Mit der „Berliner Erklärung“ bekennt sich die deutsche Ratspräsidentschaft klar zum Schienengüterverkehr. Er soll weiter gestärkt werden, durch:

  • die Digitale Automatische Kupplung,
  • den weiteren Ausbau digitaler Leit- und Sicherungstechnik ERTMS/ETCS und digitaler Stellwerke
  • den digitalen Datenaustausch bei Logistikprozessen und im Verkehrsmanagement,
  • mehr Kapazität von Infrastrukturen und Terminals,
  • bessere Interoperabilität,
  • den Einsatz von 740 Meter langen Zügen,
  • die weitere Stärkung des Kombinierten Verkehrs,
  • wirksamen Lärmschutz an der Schiene, und
  • gut ausgebildetes Personal.

Die Berliner Erklärung im Wortlaut finden Sie hier.

Digitale Automatische Kupplung

Auch heute noch werden Güterwaggons mühsam per Hand mit Schraubenkupplungen miteinander verbunden. Aufwändige Arbeiten mit hohem Personaleinsatz sind notwendig, bis ein Güterzug abfahren kann.

Die „Digitale Automatische Kupplung“ kann hier zum Innovationstreiber werden. Güterzüge können dadurch leichter, schneller, effizienter und kostensparender zusammengestellt werden.

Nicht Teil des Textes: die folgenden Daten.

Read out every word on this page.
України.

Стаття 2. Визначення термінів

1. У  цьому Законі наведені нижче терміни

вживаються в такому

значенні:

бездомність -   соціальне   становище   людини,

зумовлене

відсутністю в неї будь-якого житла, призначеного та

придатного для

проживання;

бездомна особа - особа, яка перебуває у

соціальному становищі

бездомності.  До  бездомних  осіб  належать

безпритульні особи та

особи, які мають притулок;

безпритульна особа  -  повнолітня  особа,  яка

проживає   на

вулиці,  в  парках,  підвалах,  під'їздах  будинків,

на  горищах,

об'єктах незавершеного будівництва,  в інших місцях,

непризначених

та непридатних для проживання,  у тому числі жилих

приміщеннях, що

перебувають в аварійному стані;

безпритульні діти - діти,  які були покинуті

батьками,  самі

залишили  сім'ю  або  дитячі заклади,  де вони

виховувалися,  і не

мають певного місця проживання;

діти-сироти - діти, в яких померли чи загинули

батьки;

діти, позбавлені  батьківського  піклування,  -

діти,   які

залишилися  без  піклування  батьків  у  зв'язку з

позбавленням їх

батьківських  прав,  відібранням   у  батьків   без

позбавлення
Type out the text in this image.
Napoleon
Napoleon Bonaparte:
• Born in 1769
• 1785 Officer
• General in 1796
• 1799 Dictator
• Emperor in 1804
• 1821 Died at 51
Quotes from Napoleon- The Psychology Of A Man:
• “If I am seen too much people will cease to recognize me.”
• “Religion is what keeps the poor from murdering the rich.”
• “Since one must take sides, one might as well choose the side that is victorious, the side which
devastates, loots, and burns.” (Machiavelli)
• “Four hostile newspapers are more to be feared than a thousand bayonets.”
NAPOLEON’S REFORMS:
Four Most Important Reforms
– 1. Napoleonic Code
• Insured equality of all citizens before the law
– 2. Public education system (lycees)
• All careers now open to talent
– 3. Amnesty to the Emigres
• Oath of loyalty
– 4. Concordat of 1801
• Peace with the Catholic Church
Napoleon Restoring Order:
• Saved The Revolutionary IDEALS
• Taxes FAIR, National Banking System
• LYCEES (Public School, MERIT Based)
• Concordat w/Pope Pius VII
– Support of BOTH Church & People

Mithilfe von durchgehenden Strom-, Daten- und Druckluftleitungen zwischen den Waggons können zudem Prozesse automatisiert und digitalisiert werden.

Das BMVI hat ein Forschungsprojekt gestartet und mit 13 Millionen Euro gefördert, den „DAK-Demonstrator“. Dabei werden verschiedene Systeme in der Praxis getestet.

Durchgeführt wird es von einem internationalen Konsortium aus sechs Unternehmen aus Deutschland, Österreich, der Schweiz und Frankreich, angeführt von der Deutschen Bahn. Weitere Partner: SBB Cargo, Rail Cargo Austria sowie die Wagenhalter Ermewa, GATX Rail Europe und VTG. Laufzeit des Projekts: bis Ende 2022

Ziel des Projektes ist, in enger europäischer Abstimmung den flächendeckenden Einsatz dieser innovativen Technologie für den Schienengüterverkehr vorzubereiten.